勝った次の一局で、朝倉湊は少しだけ浮いていた。


 右辺の石を残し、その先を中央へ通す。

 前の対局で、それが一局の中でつながった。たった半目でも、自分の手が盤の中で続いていく感触は、思っていたより強く残る。


 だから次の席で、湊は少し欲張った。


 右辺だけじゃない。

 その線を中央から左へも伸ばせたら、もっと盤になるんじゃないか。そう思った。


 先手AI、後手AI。

 序盤はまた右側に石が残る形だった。湊は前と同じようにそこへ近づく。呼吸を残し、中央へ顔を出す。そこまでは悪くなかった。


 問題は、その次だった。


 相手が左側の大きい場所に回ったとき、湊は待てなかった。

 前なら見送っていた。まず右辺の石を働かせ、その先を中央へ通すことだけを見ていたはずだった。


 なのに今日は、中央へ出たその流れを、そのまま左へ伸ばしたくなった。


 盤が広く見えたのだ。


 置いた瞬間、悪くない気もした。

 右から中央、中央から左。流れが一本でつながるように思えた。自分の碁が、前より広くなる感じがした。


 だが、その流れはまだ細かった。


 AIの一手が入る。

 相手の人間が応じる。

 右辺に残していたはずの呼吸が、少しだけ遠くなる。


 湊はそこで気づく。


 右の石は、まだ中央までしか届いていない。

 左まで欲しがるには、途中が軽い。


 まずい、と思ったときには、もう順序がずれていた。


 左へ伸ばした一手のせいで、中央が落ち着かない。

 中央が落ち着かないせいで、右辺の石も前ほど働かない。つなげたつもりの流れが、どこにも腰を落ち着けられないまま盤の上に散っている。


 相手はそこを急がなかった。

 すぐに咎めるのではなく、一手待って、さらに一手置く。そうやって湊の石が自分で軽くなるのを待つ。


 その待ち方が、一番苦しかった。


 強く殴られているわけではない。

 でも、自分の欲がそのまま形の甘さになって、盤の上に残っていく。


 中盤、湊は二度受けた。

 一度目は必要だった。

 二度目は、伸ばしすぎた流れを自分で回収しに行く手だった。


 その時点で、もう盤の呼吸は浅くなっていた。


 右辺を起点にするはずだったのに、右も中央も左も、全部が中途半端になる。

 どこも完全には死んでいない。けれど、どこも盤の芯にはなれない。


 終盤まで行くころには、勝負はもう小さく縮んでいた。

 広く取りにいったはずなのに、残ったのは細かい損の積み重ねだった。


 整地のあと、記録端末に数字が出る。


 白二目半勝ち。


 席を立つとき、湊は右手を見た。

 前の一局では、つながっていた手。

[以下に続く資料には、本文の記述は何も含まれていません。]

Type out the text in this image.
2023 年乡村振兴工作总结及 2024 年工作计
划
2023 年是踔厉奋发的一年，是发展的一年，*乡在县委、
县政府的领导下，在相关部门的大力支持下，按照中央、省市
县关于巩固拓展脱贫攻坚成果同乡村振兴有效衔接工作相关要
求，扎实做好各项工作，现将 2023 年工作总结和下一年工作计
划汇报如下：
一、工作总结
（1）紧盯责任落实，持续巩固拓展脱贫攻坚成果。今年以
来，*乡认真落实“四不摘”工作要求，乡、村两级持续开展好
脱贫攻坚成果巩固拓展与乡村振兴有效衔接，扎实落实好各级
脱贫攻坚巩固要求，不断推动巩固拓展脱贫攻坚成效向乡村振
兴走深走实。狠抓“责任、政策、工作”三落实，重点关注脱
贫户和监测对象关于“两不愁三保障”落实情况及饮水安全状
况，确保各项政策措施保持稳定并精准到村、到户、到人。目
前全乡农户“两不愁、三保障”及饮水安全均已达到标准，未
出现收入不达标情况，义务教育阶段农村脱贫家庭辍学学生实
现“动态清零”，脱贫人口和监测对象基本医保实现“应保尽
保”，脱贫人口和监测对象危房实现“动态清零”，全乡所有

今日はその手が、途中から自分でほどけた。


 廊下へ出ると、空気が少し冷えていた。


「欲、出たね」


 藍原紗英がいた。


 湊は少しだけ顔をしかめる。


「見てたのか」

「途中から」

「最近そればっかりだな」

「途中で分かるから」


 今日は、その言い方が少しだけ腹立たしかった。


「何が駄目だったか分かる?」

 と紗英が聞く。


 湊はすぐに答えなかった。

 でも、分からないわけではない。


「右の石が、まだ中央までしか届いてなかった」

「うん」

「なのに左まで欲しがった」

「うん」

「流れを広げたかった」

「広げてよかったんだよ」


 紗英は言う。


「ただ、広げる前に、その流れがちゃんと働く形か見た方がよかった」


 その一言が、盤の上の負け方とぴたり重なった。


 湊は壁にもたれずに立ったまま、小さく息を吐く。


「前より見えてるのに、前より欲が出る」

「そういう時期でしょ」

「面倒だな」

「面倒だね。でも、たぶん前よりちゃんと負けてる」


 ちゃんと負ける。

 嫌な言い方なのに、少しだけ救われる。


 今日はただ崩れたわけじゃない。

 どこまでが自分の流れで、どこからが欲だったかが、負け方の中に残っている。


「次は」

 と紗英が言う。

「伸ばす前に、右の石がまだ働いてるか見なよ」


 湊はうなずかなかった。

 でも、その言葉は今の自分に必要だと分かった。


 右辺の石。

 その先の中央。

 そこまでは持てた。


 なら次は、その流れを欲で引き延ばすんじゃなく、その石がまだ盤に利いているかを見ながら打つ。


 会場の向こうで、次の組み合わせを知らせる声がした。

 湊は顔を上げる。


 負けた。

 でも、どこで自分の流れが空回りしたのかは、前よりずっとはっきり見えていた。